Rheumatoid Arthritis Symptoms in Wrists

By Christine Lehman

  • Overview

    Rheumatoid Arthritis Symptoms in Wrists
    Rheumatoid arthritis is an autoimmune disease in which the body's immune system recognizes its own cells as foreign and begins to attack them. This leads to degeneration of the joints and subsequent swelling, stiffness, redness and in some cases joint deformity. Because there are so many small bones in the wrist, the wrist is especially vulnerable to the effects of this disease.
  • Symptoms

    Signs of rheumatoid arthritis in the wrist (in addition to the pain, stiffness and swelling) include the presence of a lump on the back of the hand that moves with the tendons, a creaking sound when the hand opens and closes, tingling in the fingers (caused by nerve compression), and weakness or instability in the wrist.

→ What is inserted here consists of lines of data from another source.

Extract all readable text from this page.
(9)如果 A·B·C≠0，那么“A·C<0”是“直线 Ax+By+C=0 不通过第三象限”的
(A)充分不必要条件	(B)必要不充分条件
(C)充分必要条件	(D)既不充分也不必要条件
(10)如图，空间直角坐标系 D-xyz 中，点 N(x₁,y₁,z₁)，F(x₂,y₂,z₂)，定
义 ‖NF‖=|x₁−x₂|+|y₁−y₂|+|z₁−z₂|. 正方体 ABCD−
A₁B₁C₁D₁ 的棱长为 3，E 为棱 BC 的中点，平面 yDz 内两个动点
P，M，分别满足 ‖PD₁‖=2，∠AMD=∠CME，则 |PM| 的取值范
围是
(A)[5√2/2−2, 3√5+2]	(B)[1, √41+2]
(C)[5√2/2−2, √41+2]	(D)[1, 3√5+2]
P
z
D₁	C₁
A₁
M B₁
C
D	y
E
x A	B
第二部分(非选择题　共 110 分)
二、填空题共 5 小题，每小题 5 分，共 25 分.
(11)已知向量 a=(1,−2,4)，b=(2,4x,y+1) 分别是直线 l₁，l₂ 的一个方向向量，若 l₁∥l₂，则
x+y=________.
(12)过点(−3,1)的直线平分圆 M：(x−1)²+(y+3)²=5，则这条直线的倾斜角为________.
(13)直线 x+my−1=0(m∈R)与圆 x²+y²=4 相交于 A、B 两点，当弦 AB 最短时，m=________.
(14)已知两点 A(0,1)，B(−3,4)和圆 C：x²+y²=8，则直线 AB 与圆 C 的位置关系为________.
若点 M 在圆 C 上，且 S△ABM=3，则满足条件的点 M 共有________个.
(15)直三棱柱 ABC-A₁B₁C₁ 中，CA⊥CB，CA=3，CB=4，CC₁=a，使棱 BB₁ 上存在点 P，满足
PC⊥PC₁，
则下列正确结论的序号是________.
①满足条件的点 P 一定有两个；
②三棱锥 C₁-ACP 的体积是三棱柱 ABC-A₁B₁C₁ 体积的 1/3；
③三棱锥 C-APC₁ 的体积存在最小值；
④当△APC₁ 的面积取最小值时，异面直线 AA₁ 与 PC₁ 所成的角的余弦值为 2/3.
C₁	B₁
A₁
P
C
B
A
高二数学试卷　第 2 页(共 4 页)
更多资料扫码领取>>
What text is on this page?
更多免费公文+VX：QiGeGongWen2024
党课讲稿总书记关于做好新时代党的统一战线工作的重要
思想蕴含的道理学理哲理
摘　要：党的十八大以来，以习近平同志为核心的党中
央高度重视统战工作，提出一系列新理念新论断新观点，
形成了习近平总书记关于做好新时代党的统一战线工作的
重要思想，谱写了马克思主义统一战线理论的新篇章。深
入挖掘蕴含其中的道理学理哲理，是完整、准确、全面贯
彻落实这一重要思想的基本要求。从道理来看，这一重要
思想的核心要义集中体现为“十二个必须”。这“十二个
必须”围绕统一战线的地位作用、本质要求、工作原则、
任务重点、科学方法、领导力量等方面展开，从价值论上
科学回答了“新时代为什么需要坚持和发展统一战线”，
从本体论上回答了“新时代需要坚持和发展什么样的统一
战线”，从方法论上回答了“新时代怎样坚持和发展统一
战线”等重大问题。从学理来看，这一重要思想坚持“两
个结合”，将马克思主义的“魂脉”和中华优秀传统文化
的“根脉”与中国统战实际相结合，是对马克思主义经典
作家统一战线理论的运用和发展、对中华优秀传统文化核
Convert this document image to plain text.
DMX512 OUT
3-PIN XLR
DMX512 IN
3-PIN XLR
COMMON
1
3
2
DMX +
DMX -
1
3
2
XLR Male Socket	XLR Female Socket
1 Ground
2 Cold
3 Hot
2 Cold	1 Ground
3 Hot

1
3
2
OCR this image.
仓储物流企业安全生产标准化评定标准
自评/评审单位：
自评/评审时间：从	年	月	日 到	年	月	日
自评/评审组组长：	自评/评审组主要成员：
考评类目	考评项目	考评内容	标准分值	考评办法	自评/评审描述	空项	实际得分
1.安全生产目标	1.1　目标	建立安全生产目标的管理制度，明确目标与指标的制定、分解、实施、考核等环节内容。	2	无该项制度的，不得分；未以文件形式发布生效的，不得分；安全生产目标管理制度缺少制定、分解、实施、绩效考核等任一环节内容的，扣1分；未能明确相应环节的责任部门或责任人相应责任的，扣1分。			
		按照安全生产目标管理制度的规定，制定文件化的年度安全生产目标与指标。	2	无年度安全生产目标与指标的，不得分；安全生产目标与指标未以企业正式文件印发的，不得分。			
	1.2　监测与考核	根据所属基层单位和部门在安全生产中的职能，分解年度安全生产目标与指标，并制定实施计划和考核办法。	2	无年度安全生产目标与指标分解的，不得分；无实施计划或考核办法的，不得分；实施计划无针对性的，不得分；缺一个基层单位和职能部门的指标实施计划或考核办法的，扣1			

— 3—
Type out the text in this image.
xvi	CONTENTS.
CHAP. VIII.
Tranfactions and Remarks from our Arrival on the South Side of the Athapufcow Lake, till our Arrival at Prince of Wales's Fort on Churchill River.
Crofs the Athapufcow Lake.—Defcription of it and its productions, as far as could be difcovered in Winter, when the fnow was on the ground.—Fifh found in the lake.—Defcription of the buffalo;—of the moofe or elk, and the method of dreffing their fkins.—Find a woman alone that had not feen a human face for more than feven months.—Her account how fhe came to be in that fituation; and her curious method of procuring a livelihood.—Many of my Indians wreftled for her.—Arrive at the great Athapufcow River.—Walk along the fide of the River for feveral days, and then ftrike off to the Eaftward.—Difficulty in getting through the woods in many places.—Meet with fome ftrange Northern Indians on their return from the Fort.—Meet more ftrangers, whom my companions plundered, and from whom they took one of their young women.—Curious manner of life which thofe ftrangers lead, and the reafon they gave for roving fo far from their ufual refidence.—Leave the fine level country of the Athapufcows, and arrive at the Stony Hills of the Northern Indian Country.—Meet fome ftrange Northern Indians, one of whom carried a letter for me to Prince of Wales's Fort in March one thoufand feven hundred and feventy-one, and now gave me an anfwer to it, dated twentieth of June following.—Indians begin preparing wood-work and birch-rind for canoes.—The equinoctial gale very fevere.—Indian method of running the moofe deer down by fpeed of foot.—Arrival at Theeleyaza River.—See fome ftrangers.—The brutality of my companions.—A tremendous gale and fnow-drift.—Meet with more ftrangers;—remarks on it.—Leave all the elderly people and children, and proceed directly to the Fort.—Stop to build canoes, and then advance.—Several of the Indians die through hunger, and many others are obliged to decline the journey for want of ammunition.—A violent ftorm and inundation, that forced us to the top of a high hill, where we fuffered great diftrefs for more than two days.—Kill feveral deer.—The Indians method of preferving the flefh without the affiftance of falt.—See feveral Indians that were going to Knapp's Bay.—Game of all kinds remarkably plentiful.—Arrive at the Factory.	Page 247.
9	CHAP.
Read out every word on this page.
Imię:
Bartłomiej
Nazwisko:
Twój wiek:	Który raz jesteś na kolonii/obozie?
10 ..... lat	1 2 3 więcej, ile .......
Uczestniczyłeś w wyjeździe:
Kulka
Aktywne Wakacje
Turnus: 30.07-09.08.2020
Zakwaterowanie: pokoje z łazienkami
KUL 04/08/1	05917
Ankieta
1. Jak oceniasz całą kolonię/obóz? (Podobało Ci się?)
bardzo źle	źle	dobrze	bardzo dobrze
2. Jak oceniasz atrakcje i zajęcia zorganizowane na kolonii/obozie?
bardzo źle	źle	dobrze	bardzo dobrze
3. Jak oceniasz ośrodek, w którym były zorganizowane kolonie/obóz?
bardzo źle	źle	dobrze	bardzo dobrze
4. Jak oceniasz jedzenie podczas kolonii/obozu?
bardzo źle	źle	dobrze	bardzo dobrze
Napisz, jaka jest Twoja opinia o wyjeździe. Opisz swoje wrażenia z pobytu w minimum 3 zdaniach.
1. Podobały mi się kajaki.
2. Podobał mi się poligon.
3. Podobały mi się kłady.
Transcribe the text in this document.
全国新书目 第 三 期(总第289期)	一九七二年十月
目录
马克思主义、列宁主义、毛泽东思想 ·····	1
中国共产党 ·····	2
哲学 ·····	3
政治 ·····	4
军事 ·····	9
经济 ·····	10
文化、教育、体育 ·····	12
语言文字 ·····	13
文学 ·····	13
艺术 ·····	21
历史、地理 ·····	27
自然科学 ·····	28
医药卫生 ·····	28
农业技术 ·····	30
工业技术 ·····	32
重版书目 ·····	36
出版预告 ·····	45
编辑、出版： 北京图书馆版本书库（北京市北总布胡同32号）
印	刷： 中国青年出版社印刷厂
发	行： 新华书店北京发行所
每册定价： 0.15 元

Patients may also suffer from limited motion due to the inflammation.
  • Effects

    Rheumatoid arthritis in the wrist can also begin to affect the knuckle joints, causing them to become swollen and painful too. Because rheumatoid arthritis is a systemic disease (rather than anything caused by an injury), both wrists are likely be affected symmetrically. The swelling in the wrist bones can also cause the nerve that runs through the wrist and up the arm to swell and cause carpal tunnel syndrome.


  • Treatment

    People with rheumatoid arthritis in their wrists can find relief in heat applications, anti-inflammatory drugs, cortisone injections, and wrist splints. Rheumatoid arthritis sufferers can also modify their lifestyle to include fewer motions and less lifting, which can lessen the pain over time.
  • Considerations

    Surgery can also be an option for people suffering from rheumatoid arthritis in their wrists. Wrist bones can be fused together, which limits the motion of the joint. It is also possible to remove some of the smaller bones in the wrist, which preserves the motion. Wrist replacement surgeries, using metal or plastic parts, are also becoming more common but are still relatively new and not very predictable.
  • Additional side effects

    Along with the bones in the wrist being affected, the connective tissue within the wrist can also be impacted by rheumatoid arthritis. When tendons are no longer able to stabilize the wrist, the wrist may become twisted and malformed.